“So it’s really focusing on our highest-quality transit,” Wiener said. “And I hope that in the future we have more of that highest-quality transit.” SB 50 faced major backlash from suburban homeowners worried about neighborhood change and advocates who were concerned that lower-income residents would be evicted as a result of increased development, among others. The California League of Cities took an “oppose unless amended” position because of provisions in the bill they said were too ambiguous.
Matthew Lewis, a spokesperson for the pro-housing lobbying group, CA YIMBY, said the latest iteration of the proposal is more straightforward.
“The main way to describe this that’s different from those that came before is that it’s a clean upzoning,” Lewis said. “It’s seven stories, and there’s no other conditions.”
And, he said, other new laws, adopted in the intervening years, have since overridden or addressed other concerns.
SB 9, by former state Sen. Toni Atkins, was signed into law in 2021. It allows homeowners to subdivide their lots and add up to two duplexes in most single-family neighborhoods. Another law, SB 330 by former state Sen. Nancy Skinner requires developers offer tenants the right of first refusal in new apartments if they are displaced by development.
“The lens is different now because the legislative landscape is different than it was,” Lewis said.
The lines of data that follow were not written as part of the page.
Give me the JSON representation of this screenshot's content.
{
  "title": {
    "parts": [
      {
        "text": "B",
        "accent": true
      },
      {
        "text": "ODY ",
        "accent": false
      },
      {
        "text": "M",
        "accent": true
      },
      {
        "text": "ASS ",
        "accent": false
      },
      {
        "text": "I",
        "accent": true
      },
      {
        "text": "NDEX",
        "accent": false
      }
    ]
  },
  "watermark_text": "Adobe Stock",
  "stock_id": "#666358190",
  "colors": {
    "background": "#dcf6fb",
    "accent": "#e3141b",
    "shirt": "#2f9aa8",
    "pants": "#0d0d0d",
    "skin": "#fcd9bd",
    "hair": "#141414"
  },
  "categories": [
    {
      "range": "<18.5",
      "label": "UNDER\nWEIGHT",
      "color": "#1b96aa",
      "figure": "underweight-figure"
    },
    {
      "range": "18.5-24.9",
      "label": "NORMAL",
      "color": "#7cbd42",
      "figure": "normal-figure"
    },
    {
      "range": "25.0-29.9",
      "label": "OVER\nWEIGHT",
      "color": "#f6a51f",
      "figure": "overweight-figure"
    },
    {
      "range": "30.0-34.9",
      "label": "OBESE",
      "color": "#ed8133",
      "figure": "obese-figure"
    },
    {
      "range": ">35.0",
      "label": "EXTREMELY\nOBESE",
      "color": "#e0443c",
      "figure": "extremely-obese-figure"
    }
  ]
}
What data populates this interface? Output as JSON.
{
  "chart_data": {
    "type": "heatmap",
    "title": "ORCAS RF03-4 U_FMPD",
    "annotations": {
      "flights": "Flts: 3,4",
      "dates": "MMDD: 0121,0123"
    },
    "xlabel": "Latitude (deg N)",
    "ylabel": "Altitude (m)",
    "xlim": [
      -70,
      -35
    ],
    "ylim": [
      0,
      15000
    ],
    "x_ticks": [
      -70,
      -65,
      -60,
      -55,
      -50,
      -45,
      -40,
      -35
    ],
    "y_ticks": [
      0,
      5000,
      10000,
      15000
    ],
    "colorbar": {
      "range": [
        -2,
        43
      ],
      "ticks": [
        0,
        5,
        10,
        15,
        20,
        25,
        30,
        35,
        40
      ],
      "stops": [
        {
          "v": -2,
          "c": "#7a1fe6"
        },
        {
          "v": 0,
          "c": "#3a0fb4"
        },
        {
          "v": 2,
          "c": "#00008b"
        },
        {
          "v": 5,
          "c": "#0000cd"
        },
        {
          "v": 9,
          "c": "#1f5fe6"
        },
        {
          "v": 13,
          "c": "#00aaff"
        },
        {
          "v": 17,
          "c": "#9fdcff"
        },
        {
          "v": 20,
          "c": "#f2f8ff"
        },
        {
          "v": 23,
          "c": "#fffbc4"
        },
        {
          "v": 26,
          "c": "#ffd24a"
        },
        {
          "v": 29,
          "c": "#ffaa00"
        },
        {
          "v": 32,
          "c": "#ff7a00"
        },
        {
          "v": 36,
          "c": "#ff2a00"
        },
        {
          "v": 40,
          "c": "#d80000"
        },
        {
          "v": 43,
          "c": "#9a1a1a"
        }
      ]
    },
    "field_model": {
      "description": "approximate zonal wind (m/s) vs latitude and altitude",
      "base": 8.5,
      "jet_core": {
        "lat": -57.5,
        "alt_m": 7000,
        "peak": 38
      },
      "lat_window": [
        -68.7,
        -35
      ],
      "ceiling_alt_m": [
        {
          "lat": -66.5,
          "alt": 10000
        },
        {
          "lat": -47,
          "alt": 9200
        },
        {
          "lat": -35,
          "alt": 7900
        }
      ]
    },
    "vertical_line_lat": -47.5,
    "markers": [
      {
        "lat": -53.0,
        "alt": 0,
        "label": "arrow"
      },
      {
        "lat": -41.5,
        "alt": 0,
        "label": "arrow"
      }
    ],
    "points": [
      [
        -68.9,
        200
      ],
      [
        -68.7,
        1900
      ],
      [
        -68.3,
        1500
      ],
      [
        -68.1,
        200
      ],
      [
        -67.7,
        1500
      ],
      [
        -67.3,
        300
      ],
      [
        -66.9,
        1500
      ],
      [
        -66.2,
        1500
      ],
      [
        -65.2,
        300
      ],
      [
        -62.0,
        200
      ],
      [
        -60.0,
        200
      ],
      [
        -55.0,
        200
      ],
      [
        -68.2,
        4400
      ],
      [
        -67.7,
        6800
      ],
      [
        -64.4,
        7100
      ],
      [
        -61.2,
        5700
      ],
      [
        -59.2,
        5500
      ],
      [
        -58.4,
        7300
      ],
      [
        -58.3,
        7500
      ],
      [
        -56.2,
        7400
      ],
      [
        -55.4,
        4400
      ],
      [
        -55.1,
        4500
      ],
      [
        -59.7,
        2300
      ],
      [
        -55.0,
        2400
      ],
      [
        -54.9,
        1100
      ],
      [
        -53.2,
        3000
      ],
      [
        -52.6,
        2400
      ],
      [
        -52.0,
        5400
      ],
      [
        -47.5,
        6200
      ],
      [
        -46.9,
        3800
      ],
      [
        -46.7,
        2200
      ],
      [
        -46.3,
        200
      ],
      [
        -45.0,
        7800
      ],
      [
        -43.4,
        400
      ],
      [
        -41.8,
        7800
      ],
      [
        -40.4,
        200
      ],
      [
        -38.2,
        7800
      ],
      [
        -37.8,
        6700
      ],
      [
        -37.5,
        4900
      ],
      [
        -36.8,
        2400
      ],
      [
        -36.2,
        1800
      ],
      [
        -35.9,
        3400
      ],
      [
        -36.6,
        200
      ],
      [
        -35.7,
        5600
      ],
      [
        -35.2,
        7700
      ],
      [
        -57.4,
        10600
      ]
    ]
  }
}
Shanti Singh, however, with advocacy group Tenants Together, said she isn’t convinced. Her organization opposed SB 50 over concerns that it would accelerate displacement of lower-income tenants. Although she hadn’t seen a draft of SB 79 when she spoke to KQED, she said the same concerns very likely still apply.
“We don’t have any objection to going after exclusionary communities or making housing easier to build. And we’re certainly not against the idea of buildings being tall,” Singh said. “It’s when you pick a fight with our communities, who desperately need affordable housing, who are facing eviction and displacement, that’s when we get involved.”